The International Cricket Council (ICC) on Monday came to a conclusion on its investigation into the documentary program ‘Cricket’s Match Fixers’ broadcasted by Al Jazeera in May 2018. The ICC Anti-Corruption Code didn’t apply any charges against any of the five participants, who featured in the documentary and alleged that two international matches were fixed.
ICC released a statement, which reads “No charges will be bought under the ICC Anti-Corruption Code against any of the five Participants to the Code who featured in the programme due to insufficient credible and reliable evidence.”
The documentary was released three years ago and sensationalized the cricketing fraternity with severe allegations of match-fixing.
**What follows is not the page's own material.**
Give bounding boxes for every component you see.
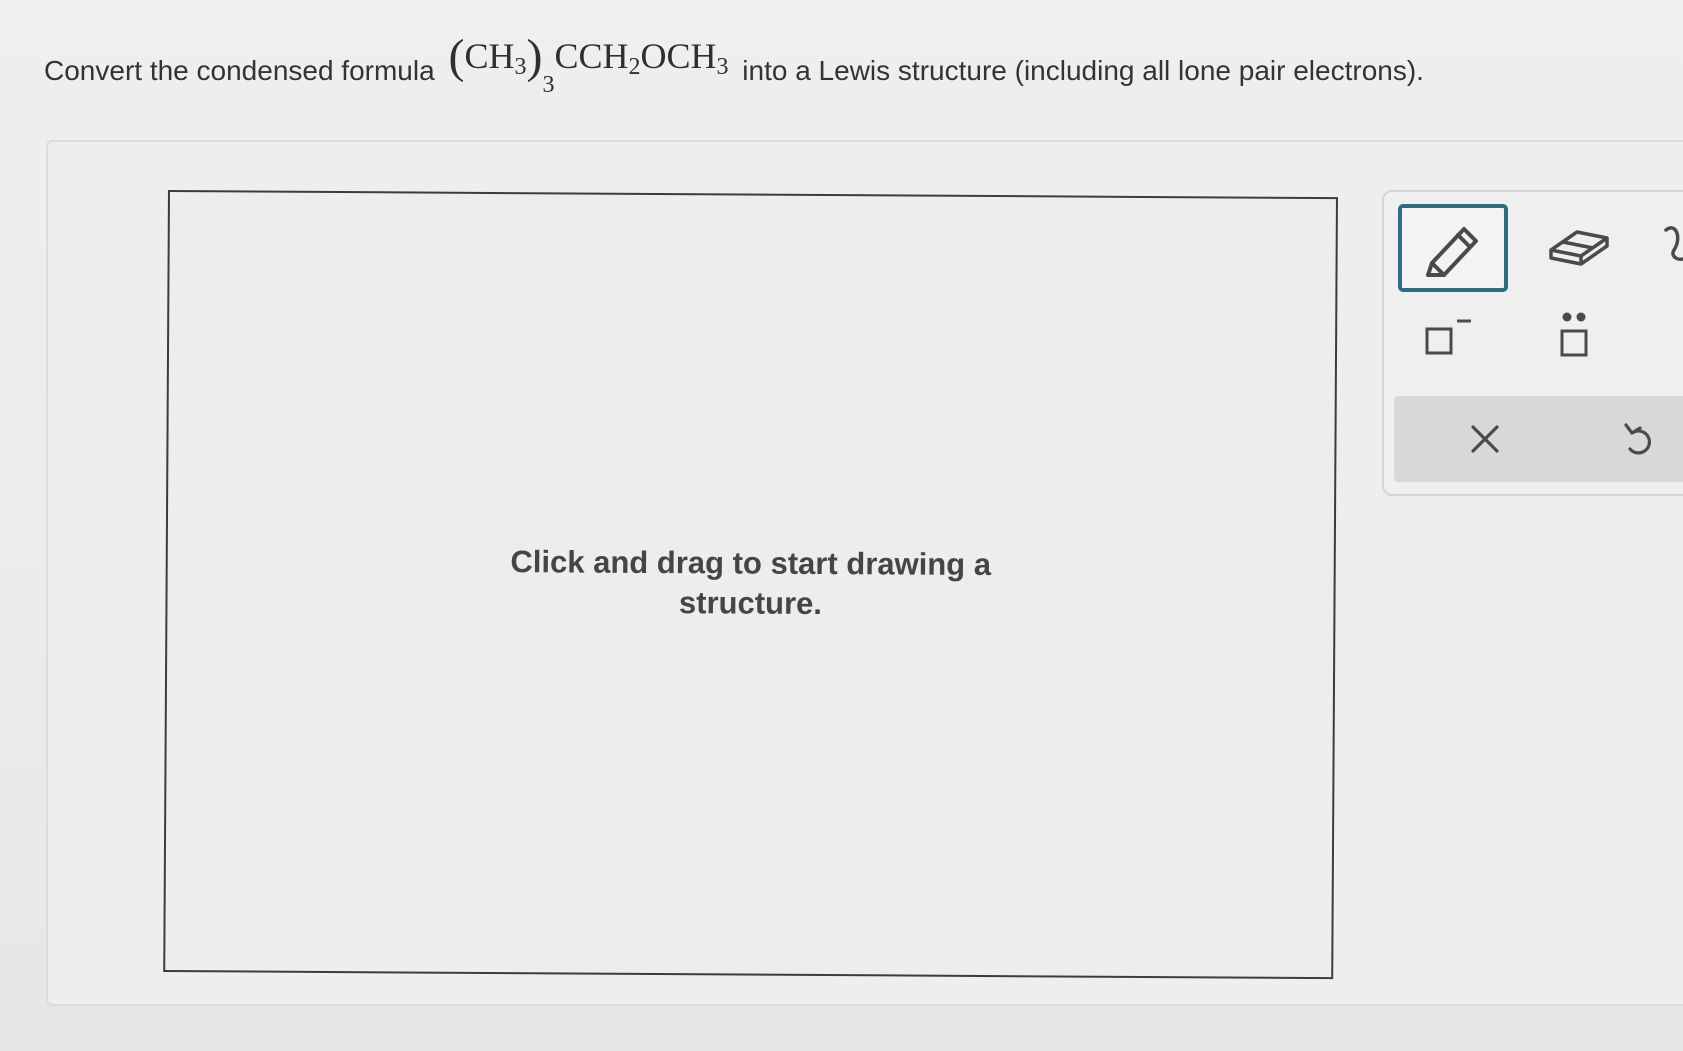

The match under the scanner was Chennai Test between India and England in 2016 and Ranchi Test featuring India and Australia in 2017.
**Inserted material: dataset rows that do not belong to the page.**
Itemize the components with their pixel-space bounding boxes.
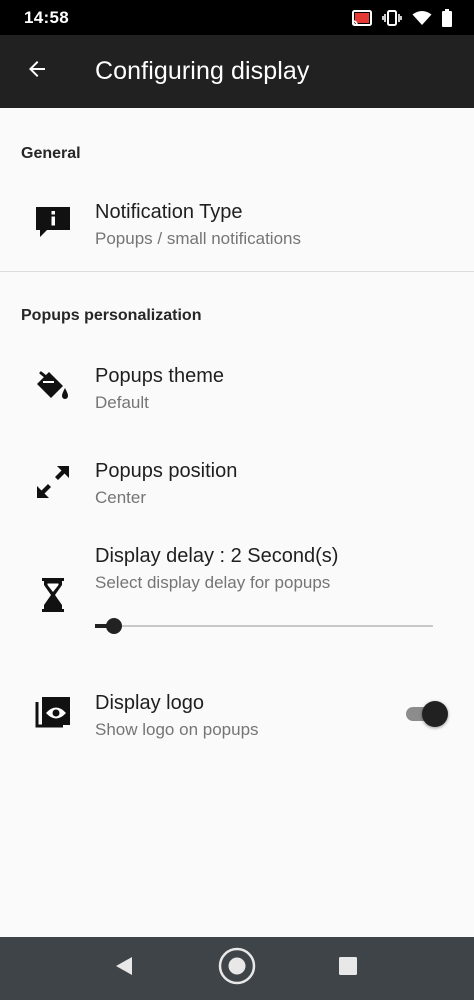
info-message-icon [34, 204, 72, 242]
slider-track [95, 625, 433, 627]
nav-home-button[interactable] [207, 937, 267, 1000]
triangle-back-icon [114, 955, 134, 982]
popups-position-preference[interactable]: Popups position Center [0, 446, 474, 526]
popups-theme-title: Popups theme [95, 365, 224, 387]
square-recents-icon [338, 956, 358, 981]
cast-icon [352, 9, 372, 26]
popups-position-title: Popups position [95, 460, 238, 482]
expand-arrows-icon [34, 463, 72, 501]
display-logo-preference[interactable]: Display logo Show logo on popups [0, 678, 474, 753]
app-bar: Configuring display [0, 35, 474, 108]
arrow-left-icon [25, 57, 49, 86]
display-logo-switch[interactable] [404, 700, 450, 728]
status-icons [352, 8, 452, 27]
hourglass-icon [34, 576, 72, 614]
display-delay-slider[interactable] [95, 616, 433, 636]
section-header-general: General [21, 145, 81, 162]
switch-thumb [422, 701, 448, 727]
display-delay-title: Display delay : 2 Second(s) [95, 545, 339, 567]
notification-type-summary: Popups / small notifications [95, 229, 301, 248]
nav-recents-button[interactable] [318, 937, 378, 1000]
vibrate-icon [382, 9, 402, 26]
wifi-icon [412, 10, 432, 26]
slider-thumb[interactable] [106, 618, 122, 634]
settings-list: General Notification Type Popups / small… [0, 108, 474, 937]
status-time: 14:58 [24, 7, 69, 27]
popups-position-summary: Center [95, 488, 147, 507]
paint-bucket-icon [34, 368, 72, 406]
logo-eye-icon [34, 695, 72, 733]
navigation-bar [0, 937, 474, 1000]
popups-theme-preference[interactable]: Popups theme Default [0, 351, 474, 431]
status-bar: 14:58 [0, 0, 474, 35]
home-circle-icon [218, 947, 256, 990]
section-header-popups: Popups personalization [21, 307, 202, 324]
notification-type-preference[interactable]: Notification Type Popups / small notific… [0, 188, 474, 268]
display-logo-summary: Show logo on popups [95, 720, 259, 739]
section-divider [0, 271, 474, 272]
nav-back-button[interactable] [94, 937, 154, 1000]
display-logo-title: Display logo [95, 692, 204, 714]
back-button[interactable] [0, 35, 74, 108]
display-delay-summary: Select display delay for popups [95, 573, 331, 592]
popups-theme-summary: Default [95, 393, 149, 412]
notification-type-title: Notification Type [95, 201, 243, 223]
page-title: Configuring display [95, 57, 310, 85]
battery-icon [442, 8, 452, 27]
The ICC Integrity Unit interviewed all five participants of the documentary and came to a decision to apply no charges as there was insufficient evidence.
Alex Marshall, ICC General Manager – Integrity said: “We welcome the reporting of alleged corrupt activity within cricket as there is no place for such conduct in our sport, but we also need to be satisfied there is sufficient evidence to sustain charges against Participants.
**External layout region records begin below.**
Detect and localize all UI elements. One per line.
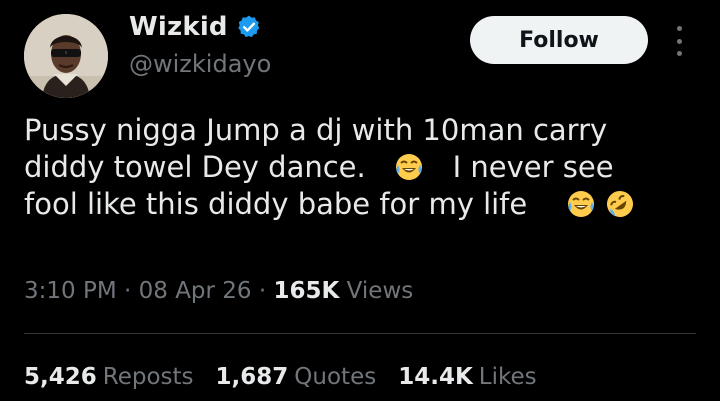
rolling-laughing-emoji-icon bbox=[605, 189, 635, 219]
author-handle[interactable]: @wizkidayo bbox=[129, 50, 271, 78]
tweet-text-segment: fool like this diddy babe for my life bbox=[24, 187, 528, 221]
more-vertical-icon[interactable] bbox=[672, 26, 686, 56]
tweet-text-segment: I never see bbox=[452, 150, 614, 184]
quotes-count: 1,687 bbox=[215, 364, 289, 390]
quotes-stat[interactable]: 1,687 Quotes bbox=[216, 364, 377, 390]
likes-count: 14.4K bbox=[398, 364, 473, 390]
tweet-line-1: Pussy nigga Jump a dj with 10man carry bbox=[24, 112, 704, 149]
author-avatar[interactable] bbox=[24, 14, 108, 98]
meta-separator: · bbox=[124, 278, 132, 304]
tweet-date[interactable]: 08 Apr 26 bbox=[139, 278, 252, 304]
author-name-row: Wizkid bbox=[129, 12, 262, 42]
tweet-line-2: diddy towel Dey dance. I never see bbox=[24, 149, 704, 186]
reposts-label: Reposts bbox=[102, 364, 194, 390]
tweet-line-3: fool like this diddy babe for my life bbox=[24, 186, 704, 223]
tears-of-joy-emoji-icon bbox=[394, 152, 424, 182]
verified-badge-icon[interactable] bbox=[236, 14, 262, 40]
views-label[interactable]: Views bbox=[347, 278, 414, 304]
tweet-text-segment: Pussy nigga Jump a dj with 10man carry bbox=[24, 113, 608, 147]
author-display-name[interactable]: Wizkid bbox=[129, 12, 228, 42]
tears-of-joy-emoji-icon bbox=[566, 189, 596, 219]
tweet-time[interactable]: 3:10 PM bbox=[24, 278, 117, 304]
follow-button[interactable]: Follow bbox=[470, 16, 648, 64]
tweet-text: Pussy nigga Jump a dj with 10man carry d… bbox=[24, 112, 704, 223]
profile-photo-icon bbox=[24, 14, 108, 98]
reposts-stat[interactable]: 5,426 Reposts bbox=[24, 364, 194, 390]
quotes-label: Quotes bbox=[294, 364, 377, 390]
tweet-text-segment: diddy towel Dey dance. bbox=[24, 150, 366, 184]
likes-label: Likes bbox=[478, 364, 537, 390]
reposts-count: 5,426 bbox=[24, 364, 97, 390]
meta-separator: · bbox=[258, 278, 267, 304]
likes-stat[interactable]: 14.4K Likes bbox=[398, 364, 536, 390]
tweet-meta: 3:10 PM · 08 Apr 26 · 165K Views bbox=[24, 278, 413, 304]
views-count[interactable]: 165K bbox=[274, 278, 340, 304]
tweet-stats: 5,426 Reposts 1,687 Quotes 14.4K Likes bbox=[24, 364, 537, 390]
divider bbox=[24, 333, 696, 334]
“In the case of the claims aired in this programme, there are fundamental weaknesses in each of the areas we have investigated that make the claims unlikely and lacking in credibility, a viewpoint that has been corroborated by four independent experts.”
He further went on to add “On the basis of the programme, the Participants to the Code who were filmed appear to have behaved in a questionable manner, however, we have been unable to assess the full context of the conversations that took place beyond what was seen on screen versus what the Participants claim actually happened. This combined with the absence of any other credible evidence means there are insufficient grounds to bring charges under the ICC Anti-Corruption Code.”
He said before concluding “Should any new substantial evidence come to light I will re-examine the case. But at present, I am comfortable with the conclusion of the investigation and the thoroughness with which it was undertaken.”